LA MAUVAISE TRACEE DES DEVIATIONS / UN CALVAIRE POUR LES USAGERS !

Depuis un bon moment, des chantiers de réhabilitation d’infrastructures routières sont lancés de part et d’autre dans le pays. Une situation face à laquelle les usagers sont contraints d’emprunter des voies de déviation, même si ces voies rallongent le trajet habituel. Si une chose est d’ouvrir des voies de déviation, l’entretien desdites voies en est une autre ; et c’est de la responsabilité de l’entreprise prestataire.

Malencontreusement, les entreprises prestataires, une fois les voies de déviation ouvertes, semblent ne plus se soucier de leur entretien, occasionnant ainsi la pénibilité de la circulation aux usagers. « On est contraint d’attendre l’autre avant de passer, à cause de la mauvaise tracée des déviations », s’indigne un usager ; et pour un autre, c’est la poussière qui est son problème si jamais il arrive à passer après un temps fou d’attente.
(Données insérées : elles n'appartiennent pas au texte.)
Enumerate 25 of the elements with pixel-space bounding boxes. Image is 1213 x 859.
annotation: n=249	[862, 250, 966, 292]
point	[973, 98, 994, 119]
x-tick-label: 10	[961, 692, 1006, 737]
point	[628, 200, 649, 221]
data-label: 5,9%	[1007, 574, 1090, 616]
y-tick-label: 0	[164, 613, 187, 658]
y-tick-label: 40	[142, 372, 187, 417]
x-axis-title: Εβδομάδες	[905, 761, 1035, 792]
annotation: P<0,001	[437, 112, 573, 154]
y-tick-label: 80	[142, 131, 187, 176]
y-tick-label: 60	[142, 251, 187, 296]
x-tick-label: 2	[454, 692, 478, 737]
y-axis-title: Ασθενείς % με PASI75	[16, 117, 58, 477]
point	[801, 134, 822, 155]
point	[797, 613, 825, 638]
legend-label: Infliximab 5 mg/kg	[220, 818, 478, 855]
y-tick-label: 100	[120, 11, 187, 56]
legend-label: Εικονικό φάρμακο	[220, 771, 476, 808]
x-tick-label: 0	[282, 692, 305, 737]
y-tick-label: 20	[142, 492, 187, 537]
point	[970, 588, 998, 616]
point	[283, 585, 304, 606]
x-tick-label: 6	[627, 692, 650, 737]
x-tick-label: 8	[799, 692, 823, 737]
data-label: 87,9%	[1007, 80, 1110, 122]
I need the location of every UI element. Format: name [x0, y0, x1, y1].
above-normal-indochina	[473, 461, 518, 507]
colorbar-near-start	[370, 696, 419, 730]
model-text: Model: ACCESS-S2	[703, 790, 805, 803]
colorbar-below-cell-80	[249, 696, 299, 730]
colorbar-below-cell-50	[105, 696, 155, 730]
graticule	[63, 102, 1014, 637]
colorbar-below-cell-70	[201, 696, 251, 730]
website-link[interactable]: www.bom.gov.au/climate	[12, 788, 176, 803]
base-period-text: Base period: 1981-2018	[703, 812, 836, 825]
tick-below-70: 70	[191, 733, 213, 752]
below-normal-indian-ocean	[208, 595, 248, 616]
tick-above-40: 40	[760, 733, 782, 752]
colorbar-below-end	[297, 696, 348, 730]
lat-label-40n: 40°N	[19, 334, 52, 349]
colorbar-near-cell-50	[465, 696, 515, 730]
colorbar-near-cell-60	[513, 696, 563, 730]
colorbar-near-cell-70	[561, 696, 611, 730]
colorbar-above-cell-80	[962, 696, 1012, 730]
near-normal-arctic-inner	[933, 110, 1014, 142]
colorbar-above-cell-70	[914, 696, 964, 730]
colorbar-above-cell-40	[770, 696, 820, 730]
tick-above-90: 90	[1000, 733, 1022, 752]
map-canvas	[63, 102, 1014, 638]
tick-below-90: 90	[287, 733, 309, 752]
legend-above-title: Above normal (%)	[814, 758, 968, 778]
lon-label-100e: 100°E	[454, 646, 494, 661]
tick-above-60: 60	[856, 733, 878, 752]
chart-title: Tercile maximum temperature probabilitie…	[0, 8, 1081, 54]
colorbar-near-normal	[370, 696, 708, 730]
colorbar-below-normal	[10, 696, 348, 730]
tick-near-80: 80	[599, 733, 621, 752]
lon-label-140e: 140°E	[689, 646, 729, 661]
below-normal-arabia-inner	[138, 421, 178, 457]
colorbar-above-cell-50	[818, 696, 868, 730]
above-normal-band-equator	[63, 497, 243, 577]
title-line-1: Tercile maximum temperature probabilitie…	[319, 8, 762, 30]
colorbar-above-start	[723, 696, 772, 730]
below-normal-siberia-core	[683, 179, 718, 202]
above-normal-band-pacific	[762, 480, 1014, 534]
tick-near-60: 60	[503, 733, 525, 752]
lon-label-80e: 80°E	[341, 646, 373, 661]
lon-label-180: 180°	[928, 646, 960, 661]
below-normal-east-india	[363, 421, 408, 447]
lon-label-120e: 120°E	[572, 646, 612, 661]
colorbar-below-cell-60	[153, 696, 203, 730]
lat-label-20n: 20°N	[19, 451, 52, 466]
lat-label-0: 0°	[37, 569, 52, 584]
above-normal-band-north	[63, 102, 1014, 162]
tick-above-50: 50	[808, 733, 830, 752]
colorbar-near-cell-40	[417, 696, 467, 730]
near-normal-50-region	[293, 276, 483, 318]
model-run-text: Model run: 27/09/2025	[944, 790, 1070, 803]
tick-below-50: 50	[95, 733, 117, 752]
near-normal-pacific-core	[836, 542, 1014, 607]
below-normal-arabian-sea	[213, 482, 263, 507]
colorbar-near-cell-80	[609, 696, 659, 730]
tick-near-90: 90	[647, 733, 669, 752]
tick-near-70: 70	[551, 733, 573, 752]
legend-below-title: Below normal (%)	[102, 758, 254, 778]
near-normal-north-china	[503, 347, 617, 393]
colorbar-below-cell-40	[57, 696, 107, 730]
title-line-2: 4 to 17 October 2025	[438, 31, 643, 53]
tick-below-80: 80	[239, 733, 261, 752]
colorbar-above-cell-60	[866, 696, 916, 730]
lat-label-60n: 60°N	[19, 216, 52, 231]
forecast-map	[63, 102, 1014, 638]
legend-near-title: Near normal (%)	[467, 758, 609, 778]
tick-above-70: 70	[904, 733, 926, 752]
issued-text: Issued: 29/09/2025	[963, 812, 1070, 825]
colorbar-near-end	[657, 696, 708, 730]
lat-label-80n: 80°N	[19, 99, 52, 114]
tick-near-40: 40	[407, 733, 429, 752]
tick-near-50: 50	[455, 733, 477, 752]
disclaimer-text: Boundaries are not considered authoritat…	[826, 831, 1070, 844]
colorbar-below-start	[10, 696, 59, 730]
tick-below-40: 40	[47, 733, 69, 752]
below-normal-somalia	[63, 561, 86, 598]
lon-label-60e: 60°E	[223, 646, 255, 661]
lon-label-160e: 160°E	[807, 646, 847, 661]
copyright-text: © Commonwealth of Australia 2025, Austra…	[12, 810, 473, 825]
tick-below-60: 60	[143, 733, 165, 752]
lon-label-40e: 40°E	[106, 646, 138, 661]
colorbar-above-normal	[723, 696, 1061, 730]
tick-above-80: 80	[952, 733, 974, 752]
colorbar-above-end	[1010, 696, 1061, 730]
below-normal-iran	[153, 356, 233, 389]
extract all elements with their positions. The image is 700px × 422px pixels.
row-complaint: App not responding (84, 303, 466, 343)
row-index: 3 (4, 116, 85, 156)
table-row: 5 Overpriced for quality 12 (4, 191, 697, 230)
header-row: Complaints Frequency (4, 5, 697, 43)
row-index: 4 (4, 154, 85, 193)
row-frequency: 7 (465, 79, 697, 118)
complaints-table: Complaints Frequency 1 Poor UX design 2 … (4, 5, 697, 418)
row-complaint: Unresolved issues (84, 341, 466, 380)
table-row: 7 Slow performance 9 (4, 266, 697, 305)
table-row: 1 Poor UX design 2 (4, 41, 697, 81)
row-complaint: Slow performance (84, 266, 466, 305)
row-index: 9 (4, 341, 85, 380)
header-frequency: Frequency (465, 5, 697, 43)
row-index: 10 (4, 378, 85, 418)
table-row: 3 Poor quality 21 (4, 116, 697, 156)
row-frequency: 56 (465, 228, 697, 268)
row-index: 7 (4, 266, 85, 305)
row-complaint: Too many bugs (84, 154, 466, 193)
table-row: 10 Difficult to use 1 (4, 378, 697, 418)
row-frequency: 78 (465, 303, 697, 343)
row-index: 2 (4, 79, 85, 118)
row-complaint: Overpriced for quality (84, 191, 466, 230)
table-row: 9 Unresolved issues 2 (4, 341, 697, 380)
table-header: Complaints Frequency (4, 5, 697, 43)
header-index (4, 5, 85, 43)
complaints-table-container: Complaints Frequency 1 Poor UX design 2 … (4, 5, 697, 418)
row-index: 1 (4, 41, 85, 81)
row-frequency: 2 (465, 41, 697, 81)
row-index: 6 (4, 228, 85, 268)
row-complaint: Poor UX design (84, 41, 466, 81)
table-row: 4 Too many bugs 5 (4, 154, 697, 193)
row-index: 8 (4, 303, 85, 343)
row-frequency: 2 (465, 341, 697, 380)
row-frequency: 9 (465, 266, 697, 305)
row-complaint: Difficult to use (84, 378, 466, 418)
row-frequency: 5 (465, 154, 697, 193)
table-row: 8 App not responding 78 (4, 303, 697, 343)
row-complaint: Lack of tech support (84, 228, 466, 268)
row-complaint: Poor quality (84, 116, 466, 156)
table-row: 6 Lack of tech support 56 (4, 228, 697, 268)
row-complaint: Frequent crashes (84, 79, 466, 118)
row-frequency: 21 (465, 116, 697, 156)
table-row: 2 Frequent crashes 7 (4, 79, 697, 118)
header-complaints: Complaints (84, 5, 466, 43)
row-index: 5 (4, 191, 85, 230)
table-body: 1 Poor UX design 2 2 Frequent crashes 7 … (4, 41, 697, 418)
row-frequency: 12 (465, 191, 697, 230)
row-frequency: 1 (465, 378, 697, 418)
Selon les techniciens du domaine, la tracée des déviations et leur entretien ne sont pas du coup de la responsabilité de l’entreprise prestataire, mais tout dépend du contrat liant ladite entreprise à l’Etat. « Il y a certains contrats qui prévoient les déviations et il y a aussi d’autres qui ne les prévoient pas », a fait savoir Frédéric LEQUESSIM, Directeur Général de l’entreprise GER. Alors, au cas où le contrat a prévu la tracée des déviations, « l’entreprise est donc obligée de repeaufiner les déviations au moins tous les deux jours afin de fluidifier un tant soit peu la circulation aux usagers », a-t-il ajouté.

Cependant, un danger semble guetter les usagers au cas où les travaux n’ont pas encore commencé sur la route barrée. Selon M. LEQUESSIM, « il faut toujours suivre les déviations au risque de ne pas être couvert par l’assurance, en cas d’éventuel accident survenu sur la voie barrée ». Et là, c’est le calvaire des usagers qui continue.